I can think of only one solution (apart from a haircut): reassert your heterosexuality by buying a massive pack of condoms.

This is a plan which must be effected carefully. Choice of condom packet is key to its success.

First comes the size: a three-pack looks like a throwaway purchase intended to distract attention from three bottles of rather-too-good conditioner, while a fifty-two pack is just a bit too heterosexual and implies that you should really start up some kind of wholesale deal with both a condom and a conditioner manufacturer to sate your clearly overwhelming need for both.

Then comes the type. If you accidentally pick up a twelve-pack of extra strong johnnies, then your fate is truly sealed. The conditioner-and-extra-strong-condom-bearing dandy will be a figure immortalised in retail lore, and that’s even if you don’t act all that camp with the cashier. Flavoured condoms, whilst perhaps at first sight an implication of manly, dominant sexual practice, are, in fact, ambiguous in sexuality terms. The best kind is clearly therefore the spermicidal condom, the procurer of which is clearly intending to prevent his highly potent seed from creating unwanted children in some lady-friend.

All of this assumes of course that you aren’t a teenage boy for whom even the idea of buying condoms sends you into fits of uncontrollable giggles.

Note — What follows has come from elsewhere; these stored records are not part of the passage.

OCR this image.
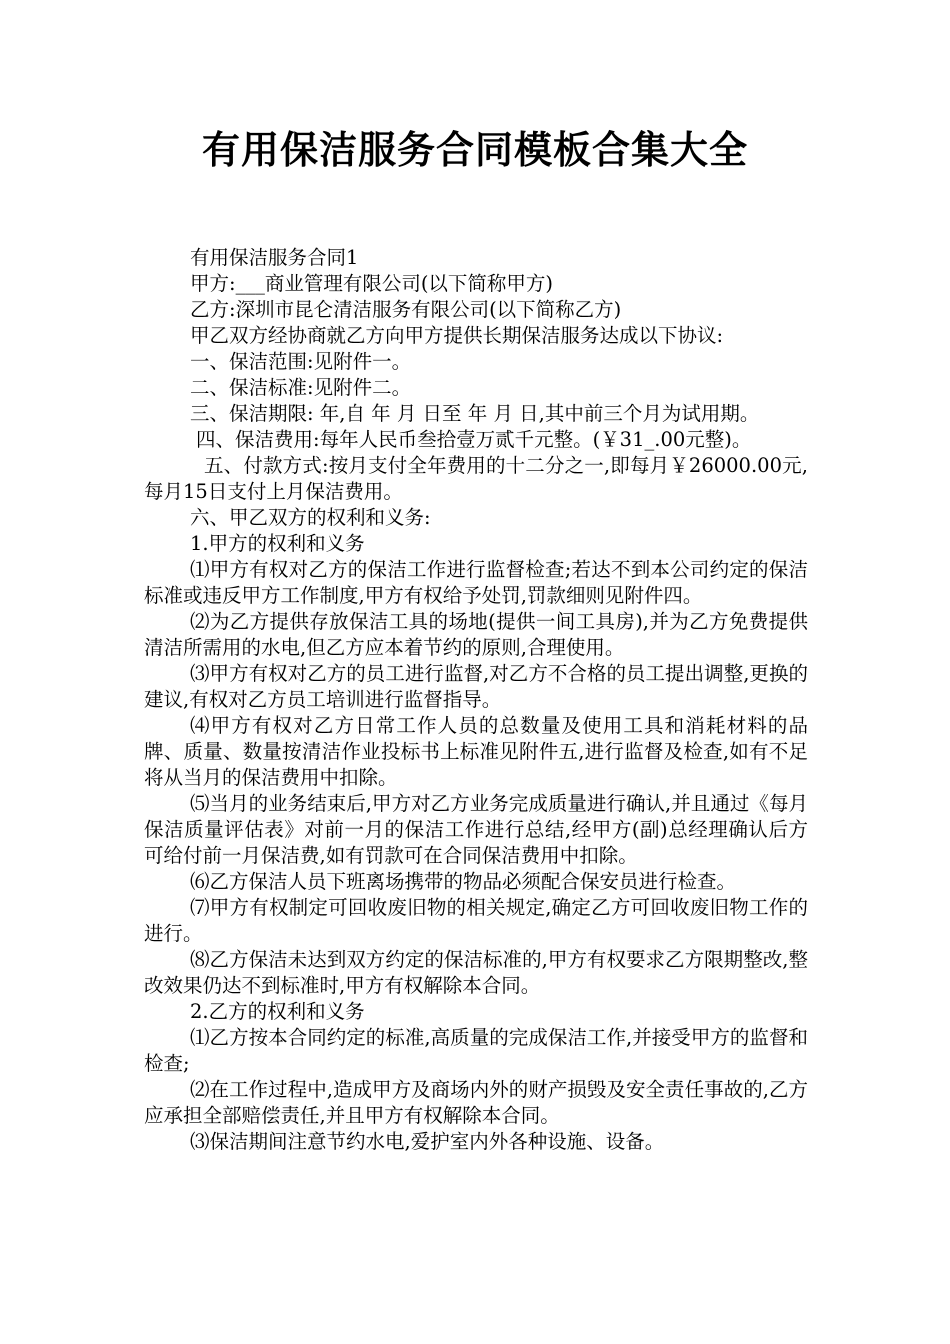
有用保洁服务合同模板合集大全

有用保洁服务合同1

甲方:___商业管理有限公司(以下简称甲方)

乙方:深圳市昆仑清洁服务有限公司(以下简称乙方)

甲乙双方经协商就乙方向甲方提供长期保洁服务达成以下协议:

一、保洁范围:见附件一。

二、保洁标准:见附件二。

三、保洁期限: 年,自 年 月 日至 年 月 日,其中前三个月为试用期。

四、保洁费用:每年人民币叁拾壹万贰千元整。(￥31_.00元整)。

五、付款方式:按月支付全年费用的十二分之一,即每月￥26000.00元,每月15日支付上月保洁费用。

六、甲乙双方的权利和义务:

1.甲方的权利和义务

⑴甲方有权对乙方的保洁工作进行监督检查;若达不到本公司约定的保洁标准或违反甲方工作制度,甲方有权给予处罚,罚款细则见附件四。

⑵为乙方提供存放保洁工具的场地(提供一间工具房),并为乙方免费提供清洁所需用的水电,但乙方应本着节约的原则,合理使用。

⑶甲方有权对乙方的员工进行监督,对乙方不合格的员工提出调整,更换的建议,有权对乙方员工培训进行监督指导。

⑷甲方有权对乙方日常工作人员的总数量及使用工具和消耗材料的品牌、质量、数量按清洁作业投标书上标准见附件五,进行监督及检查,如有不足将从当月的保洁费用中扣除。

⑸当月的业务结束后,甲方对乙方业务完成质量进行确认,并且通过《每月保洁质量评估表》对前一月的保洁工作进行总结,经甲方(副)总经理确认后方可给付前一月保洁费,如有罚款可在合同保洁费用中扣除。

⑹乙方保洁人员下班离场携带的物品必须配合保安员进行检查。

⑺甲方有权制定可回收废旧物的相关规定,确定乙方可回收废旧物工作的进行。

⑻乙方保洁未达到双方约定的保洁标准的,甲方有权要求乙方限期整改,整改效果仍达不到标准时,甲方有权解除本合同。

2.乙方的权利和义务

⑴乙方按本合同约定的标准,高质量的完成保洁工作,并接受甲方的监督和检查;

⑵在工作过程中,造成甲方及商场内外的财产损毁及安全责任事故的,乙方应承担全部赔偿责任,并且甲方有权解除本合同。

⑶保洁期间注意节约水电,爱护室内外各种设施、设备。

And that you aren’t actually gay.

The best solution, whether buying conditioner or condoms, is to stop bloody worrying what some underpaid checkout assistant makes of your purchase which, by the law of averages, has probably been made by several other people that day who, being big hair-conditioning poofs, are probably more camp than you are.

Comments on “Monday 16th October 2006 | Statto’s ’Blog”

  1. Paw says
    19:38:29 16/10/2006

    It is not logically possible for there to be only one thing "worse than going into a shop to buy camp, expensive conditioner" if there's already "only one thing worse than people who are impolite", which isn't "going into a shop to buy camp, expensive conditioner and discovering it’s on three for two and thus feeling duty-bound to make a bulk purchase for maximum cost efficiency" but "those who wish to impose their impeccable manners upon you". You should get your worseness scale sorted out.

    Of course, there's only one thing worse than any of those, that being pedantry.